Super Lawyers
William C. Altreuter

Saturday, March 25, 2017

Now that the first major legislative initiative of the Trump Administration has gone down in flames the concern I have is how the narrative will shift in the media. Paul Ryan was the person who got singed the worst in this I think. One way to tell this story is that Trump, the master dealmaker, the closer, discovered that politics ain't beanbag, and another is that Ryan, the policy wonk didn't know how to count votes. The way I see it going is that in the short term Trump will be mocked, because he is already being mocked. This is a thing that happens in Washington when someone unfamiliar with the folkways of Georgetown arrives and announces that there's a new sheriff. I have noted elsewhere that the chief difference between this Worst President Ever and the last one is that Bush fils had a capable Regent. Mike Pence is no Dick Cheney, but Trump's larger problem is that he has made no effort to court Permanent Washington. He has made an enemy of the press, and has assumed that Twitter, which worked so well for him in his campaign, would allow him to bypass the media. #Sad. Congresspersons and their staff don't hang on his Tweets-- they have constituencies, and with a few exceptions, such as the odious Chris Collins, they feel as though they are obliged to be responsive to those constituencies. As I see it, in the absence of a crisis-- an outside crisis, I mean, not something self-inflicted, Trump's narrative is cast. He is going to be portrayed as a blowhard and a buffoon. This is pretty easy to do, as those of us who remember him from the 80's know-- he is a blowhard and a buffoon, with no real negotiating chops, and less of a notion about policy or governance.
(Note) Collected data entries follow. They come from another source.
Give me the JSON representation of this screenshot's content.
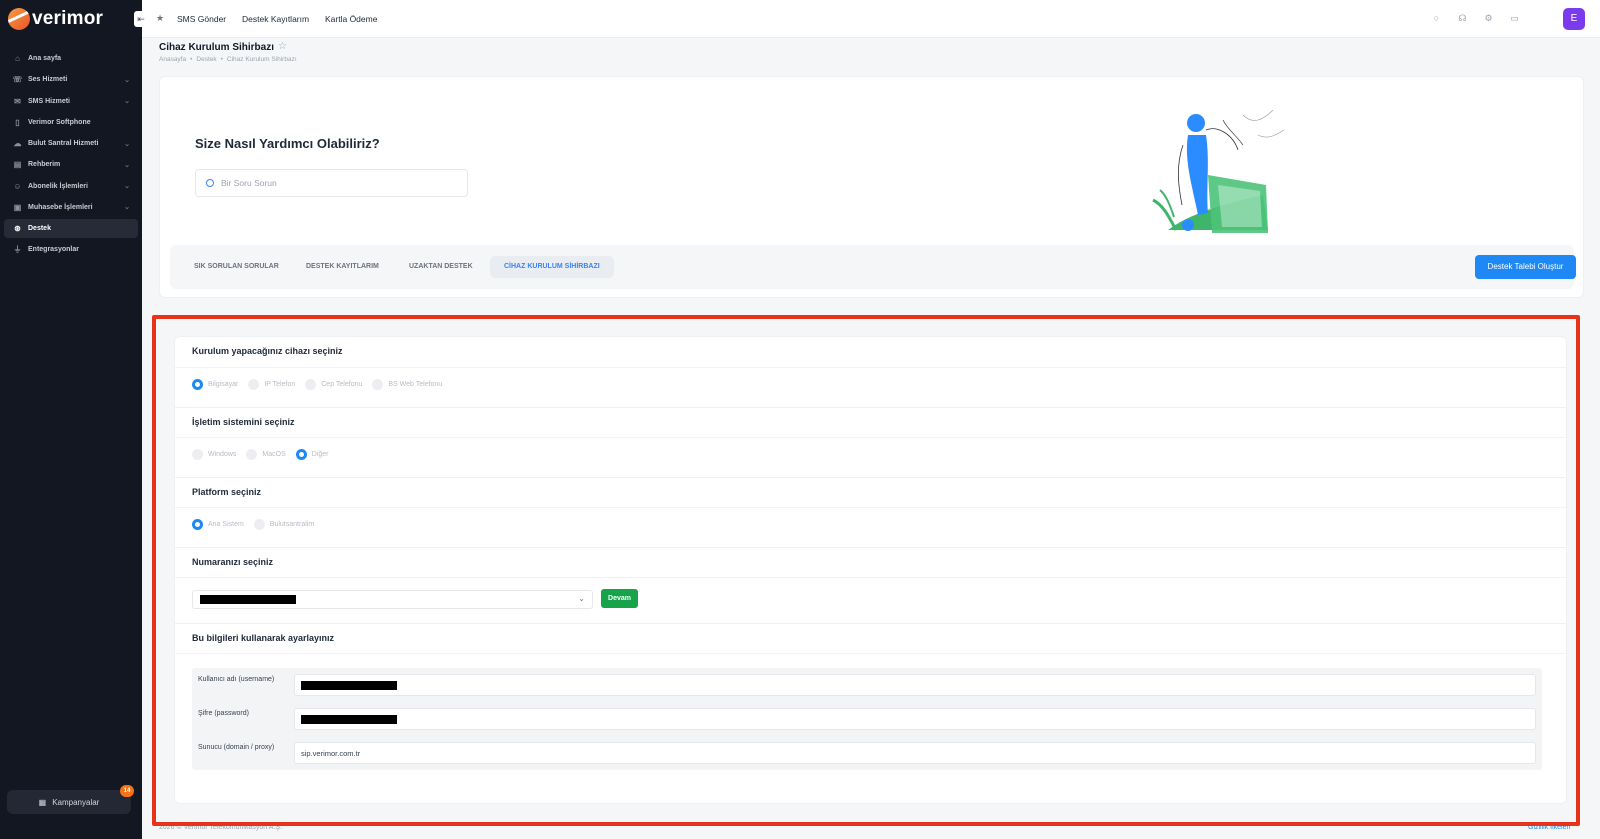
{
  "brand": {
    "name": "verimor",
    "accent": "#1e88f4"
  },
  "sidebar": {
    "items": [
      {
        "label": "Ana sayfa",
        "icon": "home-icon",
        "has_children": false,
        "active": false
      },
      {
        "label": "Ses Hizmeti",
        "icon": "phone-icon",
        "has_children": true,
        "active": false
      },
      {
        "label": "SMS Hizmeti",
        "icon": "message-icon",
        "has_children": true,
        "active": false
      },
      {
        "label": "Verimor Softphone",
        "icon": "mobile-icon",
        "has_children": false,
        "active": false
      },
      {
        "label": "Bulut Santral Hizmeti",
        "icon": "cloud-icon",
        "has_children": true,
        "active": false
      },
      {
        "label": "Rehberim",
        "icon": "contacts-icon",
        "has_children": true,
        "active": false
      },
      {
        "label": "Abonelik İşlemleri",
        "icon": "user-icon",
        "has_children": true,
        "active": false
      },
      {
        "label": "Muhasebe İşlemleri",
        "icon": "wallet-icon",
        "has_children": true,
        "active": false
      },
      {
        "label": "Destek",
        "icon": "lifebuoy-icon",
        "has_children": false,
        "active": true
      },
      {
        "label": "Entegrasyonlar",
        "icon": "plug-icon",
        "has_children": false,
        "active": false
      }
    ],
    "campaign": {
      "label": "Kampanyalar",
      "badge": "14"
    }
  },
  "topbar": {
    "links": [
      "SMS Gönder",
      "Destek Kayıtlarım",
      "Kartla Ödeme"
    ],
    "avatar_letter": "E"
  },
  "page": {
    "title": "Cihaz Kurulum Sihirbazı",
    "breadcrumb": [
      "Anasayfa",
      "Destek",
      "Cihaz Kurulum Sihirbazı"
    ]
  },
  "hero": {
    "heading": "Size Nasıl Yardımcı Olabiliriz?",
    "search_placeholder": "Bir Soru Sorun",
    "tabs": [
      "SIK SORULAN SORULAR",
      "DESTEK KAYITLARIM",
      "UZAKTAN DESTEK",
      "CİHAZ KURULUM SİHİRBAZI"
    ],
    "active_tab": "CİHAZ KURULUM SİHİRBAZI",
    "ticket_button": "Destek Talebi Oluştur"
  },
  "wizard": {
    "device": {
      "title": "Kurulum yapacağınız cihazı seçiniz",
      "options": [
        "Bilgisayar",
        "IP Telefon",
        "Cep Telefonu",
        "BS Web Telefonu"
      ],
      "selected": "Bilgisayar"
    },
    "os": {
      "title": "İşletim sistemini seçiniz",
      "options": [
        "Windows",
        "MacOS",
        "Diğer"
      ],
      "selected": "Diğer"
    },
    "platform": {
      "title": "Platform seçiniz",
      "options": [
        "Ana Sistem",
        "Bulutsantralim"
      ],
      "selected": "Ana Sistem"
    },
    "number": {
      "title": "Numaranızı seçiniz",
      "continue_button": "Devam"
    },
    "credentials": {
      "title": "Bu bilgileri kullanarak ayarlayınız",
      "rows": [
        {
          "label": "Kullanıcı adı (username)",
          "value": ""
        },
        {
          "label": "Şifre (password)",
          "value": ""
        },
        {
          "label": "Sunucu (domain / proxy)",
          "value": "sip.verimor.com.tr"
        }
      ]
    }
  },
  "footer": {
    "copyright": "2026 © Verimor Telekomünikasyon A.Ş.",
    "privacy": "Gizlilik İlkeleri"
  }
}
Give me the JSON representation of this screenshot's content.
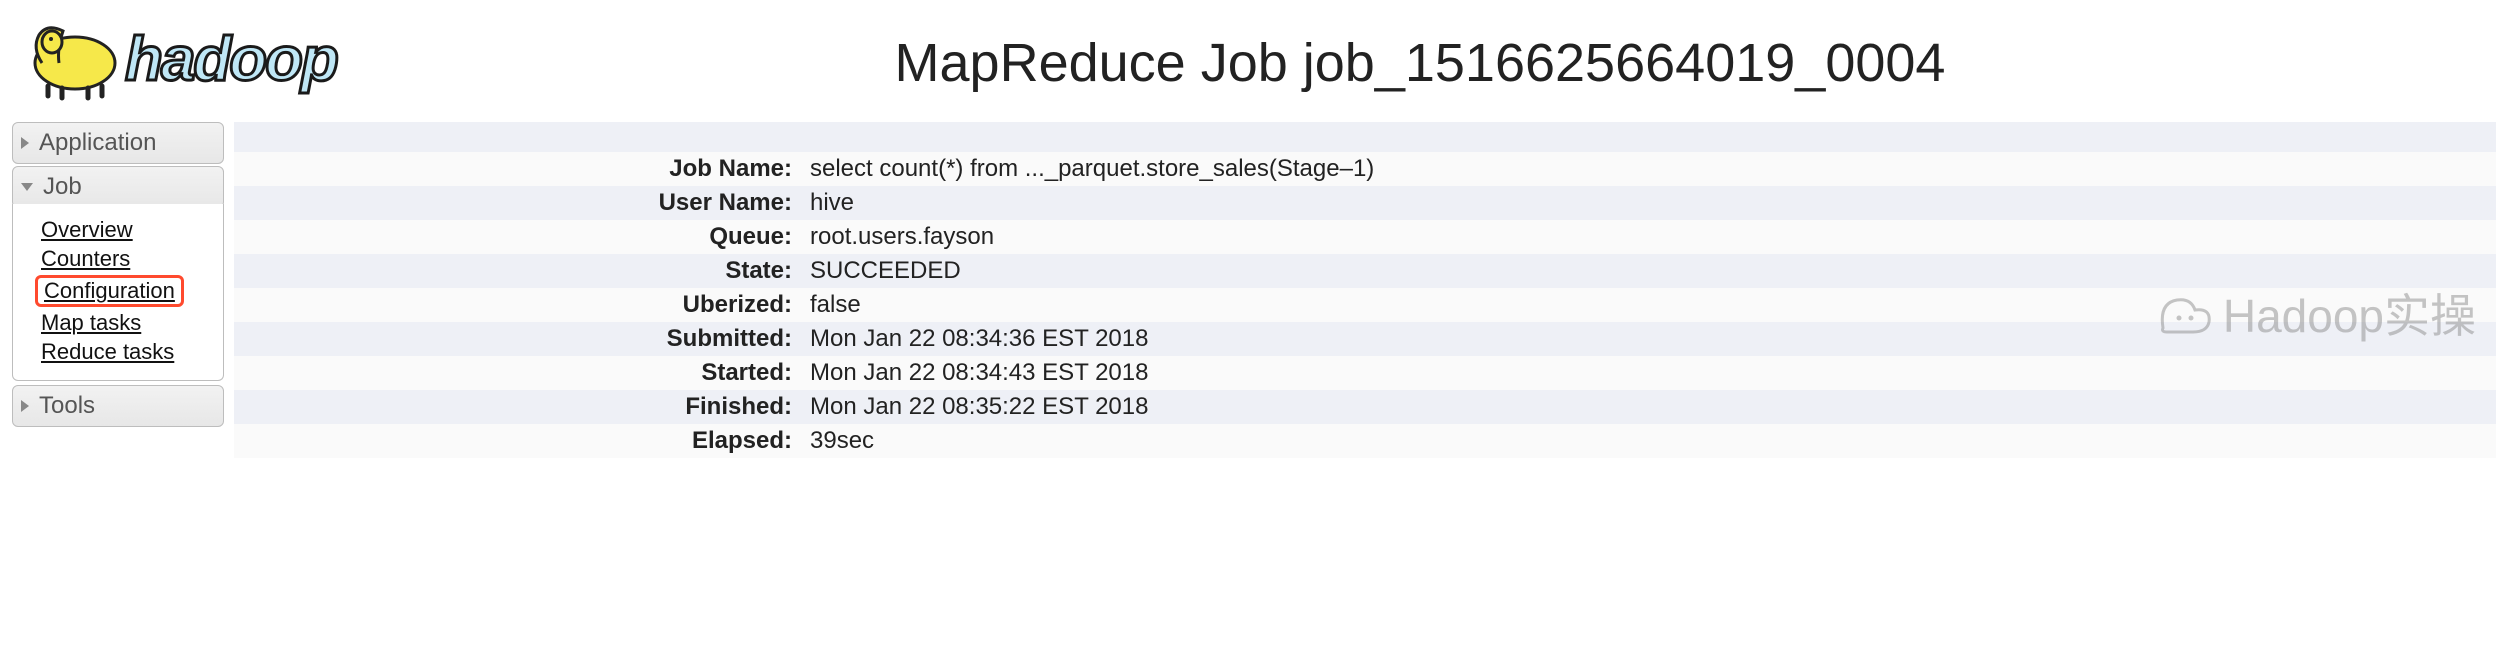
{
  "header": {
    "title": "MapReduce Job job_1516625664019_0004"
  },
  "sidebar": {
    "application_label": "Application",
    "job_label": "Job",
    "tools_label": "Tools",
    "job_links": {
      "overview": "Overview",
      "counters": "Counters",
      "configuration": "Configuration",
      "map_tasks": "Map tasks",
      "reduce_tasks": "Reduce tasks"
    }
  },
  "summary": {
    "labels": {
      "job_name": "Job Name:",
      "user_name": "User Name:",
      "queue": "Queue:",
      "state": "State:",
      "uberized": "Uberized:",
      "submitted": "Submitted:",
      "started": "Started:",
      "finished": "Finished:",
      "elapsed": "Elapsed:"
    },
    "values": {
      "job_name": "select count(*) from ..._parquet.store_sales(Stage–1)",
      "user_name": "hive",
      "queue": "root.users.fayson",
      "state": "SUCCEEDED",
      "uberized": "false",
      "submitted": "Mon Jan 22 08:34:36 EST 2018",
      "started": "Mon Jan 22 08:34:43 EST 2018",
      "finished": "Mon Jan 22 08:35:22 EST 2018",
      "elapsed": "39sec"
    }
  },
  "watermark": "Hadoop实操"
}
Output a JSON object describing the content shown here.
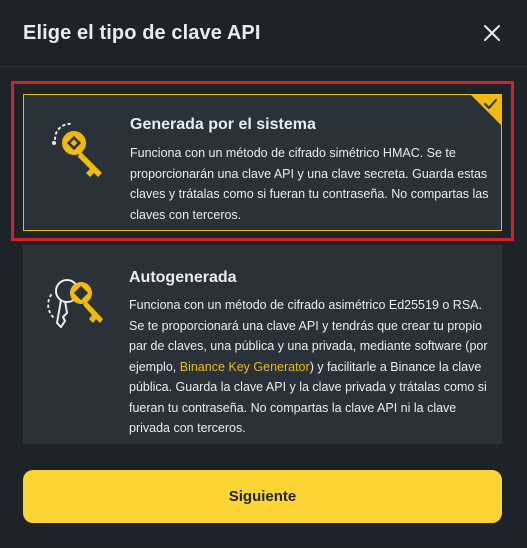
{
  "dialog": {
    "title": "Elige el tipo de clave API"
  },
  "options": [
    {
      "title": "Generada por el sistema",
      "description": "Funciona con un método de cifrado simétrico HMAC. Se te proporcionarán una clave API y una clave secreta. Guarda estas claves y trátalas como si fueran tu contraseña. No compartas las claves con terceros.",
      "selected": true,
      "icon": "key-icon"
    },
    {
      "title": "Autogenerada",
      "description_before": "Funciona con un método de cifrado asimétrico Ed25519 o RSA. Se te proporcionará una clave API y tendrás que crear tu propio par de claves, una pública y una privada, mediante software (por ejemplo, ",
      "link_text": "Binance Key Generator",
      "description_after": ") y facilitarle a Binance la clave pública. Guarda la clave API y la clave privada y trátalas como si fueran tu contraseña. No compartas la clave API ni la clave privada con terceros.",
      "selected": false,
      "icon": "key-pair-icon"
    }
  ],
  "footer": {
    "next_label": "Siguiente"
  },
  "colors": {
    "background": "#1e2329",
    "card": "#2b3139",
    "accent": "#f0b90b",
    "button": "#fcd535",
    "highlight": "#d0222a"
  }
}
Ryan seems to have lost touch with the realities of the rank and file, but he is, for whatever reason, favored by the media, at least to some extent. He has been anointed as a policy wonk, which is a term of respect in the sphere in which he operates. He is thought to be the sort of politician who sees the big picture, who has an overall vision of how government should be structured. I'm concerned that the Ryan narrative may turn on the question, "Can Ryan Recover?" To ask the question is to answer it. If Paul Ryan actually went back to Janesville and announced his retirement the media would be denied the comeback story that it would prefer, so of course he can recover. He'll be Speaker next year, going into the midterms, and after that the stories that will be written about him will be about how he was able to lead his people through the stormy early days of  the Trump Administration. Any small win he can pick up along the way will feed into this narrative, so the key right now is to do everything possible to keep those small wins away from him.

Conspicuous in its absence for the moment are the Democrats, although this is subject to change. Chuck Schumer's preference is to do things. Unlike Trump he really does know how to negotiate and cut deals, and that's what he prefers to do. Nevertheless, he is up on the Gorsuch nomination, which is important. As I have noted elsewhere, there are three possible outcomes on this. The most likely is that Gorsuch is approved by the Senate. That's bad, but if it busts the filibuster I see good coming from it. It must be hard for Schumer to oppose the Gorsuch nomination knowing that it may come at the cost of a tool for obstruction, but in the long term this  will be a favorable, democratic development. There are ample veto points in the overall structure of American government. Through its history the filibuster has been a reactionary device which has only rarely accomplished any good. The third possible outcome? As Mario Cuomo used to say, Who knows? The horse may talk. Right now the narrative has turned in the Democrats' favor. They aren't being obstructionist-- the Republicans are being incompetent. This is a very good thing.